One of the things I love most about being a part of 37 Cooks (besides the great friends I've made) is the opportunity to cook with some wonderful products, and this challenge did not disappoint! When the generous folks at Bilinski's sent each of us a package of their Kale Balsamic Chicken Sausage, I knew immediately that I wanted to incorporate it into a warm, cozy and healthy soup. I don't normally cook with a lot of sausage because it can be so rich and heavy. I can say without hesitation that I really loved Bilinski's sausage. It was mild, yet so full of great flavor. It's organic, low in fat, light and healthy. It was a perfect addition to this soup! Be sure to check out Bilinski's website...you won't believe all of the delicious sounding products they offer!

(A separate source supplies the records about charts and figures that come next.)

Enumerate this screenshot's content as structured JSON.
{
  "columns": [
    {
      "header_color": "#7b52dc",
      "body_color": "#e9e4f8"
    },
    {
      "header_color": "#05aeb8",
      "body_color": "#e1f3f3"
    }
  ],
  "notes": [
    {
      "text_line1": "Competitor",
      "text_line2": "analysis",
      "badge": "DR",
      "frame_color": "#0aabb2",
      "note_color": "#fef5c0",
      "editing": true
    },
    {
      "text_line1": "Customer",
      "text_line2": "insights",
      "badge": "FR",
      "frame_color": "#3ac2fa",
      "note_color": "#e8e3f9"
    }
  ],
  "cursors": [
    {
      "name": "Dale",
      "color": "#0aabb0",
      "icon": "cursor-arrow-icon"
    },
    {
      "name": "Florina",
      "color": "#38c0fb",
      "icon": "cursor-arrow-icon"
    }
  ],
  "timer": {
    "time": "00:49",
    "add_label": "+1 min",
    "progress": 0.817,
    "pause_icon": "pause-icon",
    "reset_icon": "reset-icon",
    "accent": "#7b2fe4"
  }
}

Kale Balsamic Chicken Sausage and Black Bean Soup
1 1/2 Tablespoons olive oil
1 medium onion, chopped
1 cup celery, diced (about 3-4 stalks)
1 1/2 cups carrots, sliced (about 3-4)
1/2 cup red bell pepper, diced
3 cloves garlic, minced fine
4 cups chicken stock
1 can petite diced tomatoes with juice
2 cans black beans, drained and rinsed well
1 teaspoon dried basil
1 teaspoon dried oregano
1 1/2 teaspoons Italian parsley, minced
1/2 teaspoon kosher salt
1/4 teaspoon fresh ground black pepper
1/2 teaspoon sugar
1 bay leaf
1 package Bilinski's Kale Balsamic Chicken Sausage
In a large pot or Dutch oven heat olive oil over medium-high heat. Add onion, celery and carrots. Saute about 7 minutes. Add red bell pepper and garlic to pot. Saute about 2 more minutes. Add stock, tomatoes, black beans and spices, stirring well. Bring to a slow boil. Cover, reduce heat and simmer until veggies are tender (about 45 minutes.) Taste and adjust seasonings if needed.
Slice chicken sausage into 1/4-inch slices and add to soup. Keeping soup on simmer, heat through (about 15 minutes.) Since the sausage is already cooked right out of the package, it's very important not to add it to the soup until the end. You don't want it to over-cook.
Serve with a nice crusty bread and enjoy!